A common misconception in Haskell is that everything is a function (a nice example of this is seydar on Reddit asking “Would it be heresy to henceforth call ‘y’ a function with no arguments…” here. I’m still learning Haskell, and I found at the very beginning that this was a nice way of thinking about things in Haskell. After all it tied together in a very nice way. All of a sudden it made perfect sense to pass functions to other functions because it was the *exact same thing* as passing non-function arguments. The syntax of Haskell also started making a ton of sense. If `f x y = z`

has type `a -> b -> c`

and `f x = z`

has type `a -> c`

, then naturally `f = z`

has type `c`

. So then if we have something such as `(+) 3 2`

which has type `Int -> Int -> Int`

and `3`

just has type `Int`

, then maybe it’s just a nullary function!

Aha, they’re all the same thing; they’re all functions! But they’re not. Conal Elliott has a nice article about why this isn’t the case and goes into the motivations that he thinks are behind such thinking.

I realized today, as I progress further along the road of learning Haskell, that the monadic behavior behind what we usually write using `do`

notation in Haskell, provides nice justification for why *not* everything in Haskell is a function. In particular, if, for example `3`

was a function, then in Haskell, we would represent it as `() -> Int`

, to describe the fact that it took no arguments. So what’s wrong with that?

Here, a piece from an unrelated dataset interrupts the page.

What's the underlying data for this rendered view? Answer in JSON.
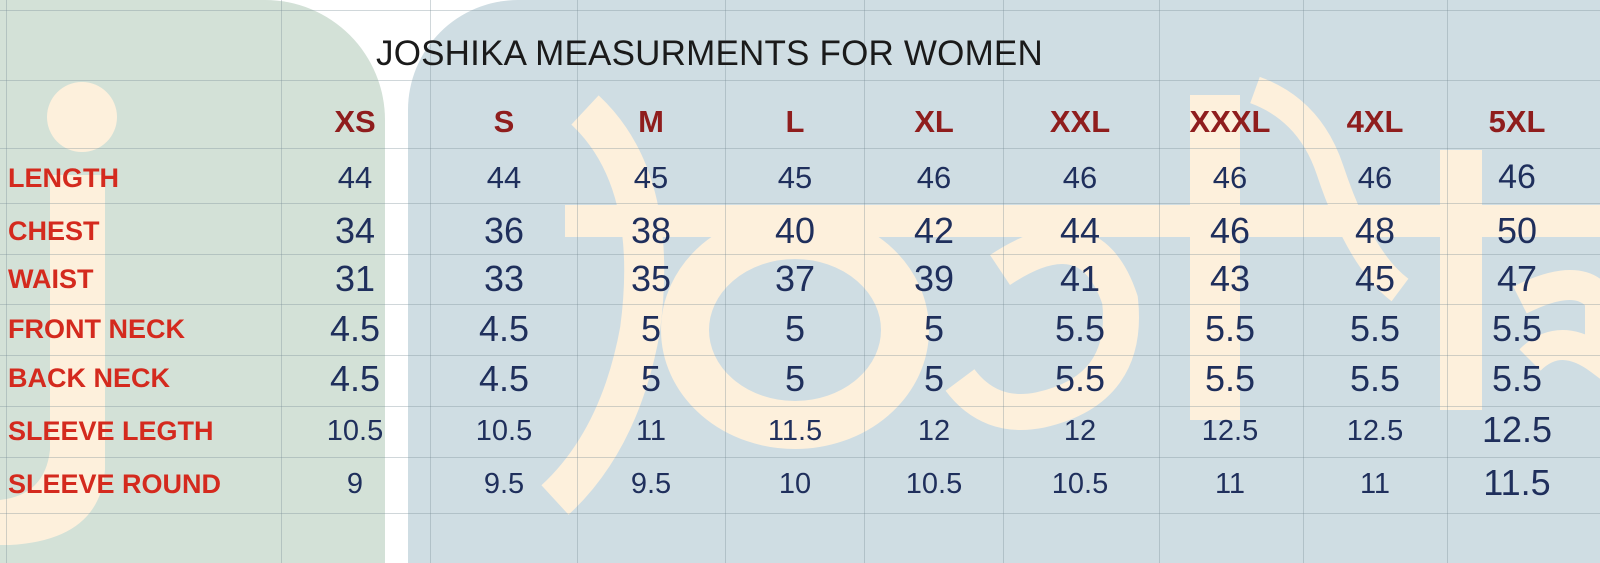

Maybe it gunks up our type system a little to say that `Int`

and `() -> Int`

can both be used to describe the same thing (even though they themselves might be distinct from one another), but Haskell’s already confusing enough right?

Well let’s take a look at the following short function

```
counter :: Int -> IO ()
counter x = putStrLn (show x) >>= (\y -> counter (x + 1))
```

Equivalently we might write

```
counter :: Int -> IO ()
counter x = do
putStrLn (show x)
counter (x + 1)
```

This function takes a number and then counts up forever, printing the result of each computation to the screen, which would yield something like the following if started at `1`

.

```
$ 1
$ 2
$ 3
$ 4
$ 5
...
```

Note that `(\y -> counter (x + 1))`

has type `() -> IO ()`

. If we were to state that `() -> a`

and `a`

can refer to the same things, then this would mean that in fact `(\y -> counter (x + 1))`

could also be said to have type `IO ()`

. Yet `counter (x + 1)`

has type `IO ()`

and it is most emphatically *not* `(\y -> counter (x + 1))`

. In fact you’ll get a type error, and for good reason, because from the perspective of monads, it makes no sense to bind a result of `IO ()`

to something of type `IO ()`

.

Hence although it might be nice mathematically for everything in Haskell to be a function (and in fact it seems there are mathematical frameworks in which this is possible), this is not the case in real life.